Há mais entusiasmo no governo e no Partido dos Trabalhadores com “Lula 2026” nesta primavera do que havia no outono. Cinco meses atrás sobravam dúvidas sobre a candidatura à reeleição, amparadas na fadiga dos eleitores nas pesquisas, em que a maioria: o rejeitava (43%) em proporção similar ao adversário Jair Bolsonaro; o criticava (61%) por ter perdido a bússola e estar em “desconexão com o povo”; e indicava (65%) decepção por ele não entregar aquilo que havia prometido na campanha de 2022 — comida barata, por exemplo.
O jogo mudou por causa das sandices dos adversários. Na lista de disparates políticos se destacam os ataques de Donald Trump à economia brasileira na tentativa de impedir o julgamento de Bolsonaro por tentativa de golpe de Estado. Goste ou não, Lula tem uma dívida pessoal e impagável com Trump, Bolsonaro & filhos. Deveria mandar-lhes flores com um cartão: “Eterna gratidão”. Nunca antes na história do lulismo tão poucos fizeram tanto pela reeleição dele.

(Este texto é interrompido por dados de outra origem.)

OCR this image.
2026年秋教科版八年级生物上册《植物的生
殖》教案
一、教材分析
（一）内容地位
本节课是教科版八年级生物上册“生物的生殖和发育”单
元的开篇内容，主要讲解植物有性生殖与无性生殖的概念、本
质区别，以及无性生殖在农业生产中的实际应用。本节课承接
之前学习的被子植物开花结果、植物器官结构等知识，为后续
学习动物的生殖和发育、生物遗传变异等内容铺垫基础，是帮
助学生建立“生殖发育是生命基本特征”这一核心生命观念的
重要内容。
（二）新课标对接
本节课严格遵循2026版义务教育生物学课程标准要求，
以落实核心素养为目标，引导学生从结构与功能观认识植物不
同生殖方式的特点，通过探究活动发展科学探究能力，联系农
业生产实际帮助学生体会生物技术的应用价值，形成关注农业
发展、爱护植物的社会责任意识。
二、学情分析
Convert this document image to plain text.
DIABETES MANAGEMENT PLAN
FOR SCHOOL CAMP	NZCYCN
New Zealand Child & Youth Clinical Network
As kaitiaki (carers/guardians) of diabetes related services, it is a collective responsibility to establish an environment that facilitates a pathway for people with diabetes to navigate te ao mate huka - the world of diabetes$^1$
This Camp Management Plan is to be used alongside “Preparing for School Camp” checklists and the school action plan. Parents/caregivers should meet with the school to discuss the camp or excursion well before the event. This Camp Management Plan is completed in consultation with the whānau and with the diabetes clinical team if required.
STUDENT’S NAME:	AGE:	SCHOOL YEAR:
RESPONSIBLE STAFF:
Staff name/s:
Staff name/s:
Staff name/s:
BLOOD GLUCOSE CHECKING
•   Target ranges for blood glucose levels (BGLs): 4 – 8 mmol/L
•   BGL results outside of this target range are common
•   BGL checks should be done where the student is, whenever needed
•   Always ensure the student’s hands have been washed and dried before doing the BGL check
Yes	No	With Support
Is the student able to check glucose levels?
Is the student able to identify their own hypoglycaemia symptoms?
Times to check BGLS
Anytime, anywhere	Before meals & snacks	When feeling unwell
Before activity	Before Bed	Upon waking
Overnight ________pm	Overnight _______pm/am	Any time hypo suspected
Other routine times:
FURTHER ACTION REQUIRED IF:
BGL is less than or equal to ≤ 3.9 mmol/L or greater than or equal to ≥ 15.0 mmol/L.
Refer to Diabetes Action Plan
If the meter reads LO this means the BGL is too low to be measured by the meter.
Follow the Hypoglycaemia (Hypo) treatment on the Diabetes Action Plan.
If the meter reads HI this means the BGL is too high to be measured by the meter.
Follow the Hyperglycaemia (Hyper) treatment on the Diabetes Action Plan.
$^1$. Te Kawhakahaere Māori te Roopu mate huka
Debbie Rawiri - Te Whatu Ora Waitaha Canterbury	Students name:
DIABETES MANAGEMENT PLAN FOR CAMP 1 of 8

“Tarcísio e líderes da direita se veem como reféns eleitorais de Jair Bolsonaro”
As críticas se repetem nas pesquisas. Eleitores seguem à procura de alternativas, mas um terço se declara disposto a carregar Lula outra vez, como aconteceu nas seis eleições que disputou — venceu três.
A novidade está na mudança da brisa das estações um ano antes da eleição presidencial. No último outono o governo se agoniava com o aumento contínuo da desaprovação. Nesta primavera é a oposição que precisa conseguir mobilizar a rejeição a Lula, ainda pouco maior que a aprovação, para resgatá-la como intenção de voto em 2026.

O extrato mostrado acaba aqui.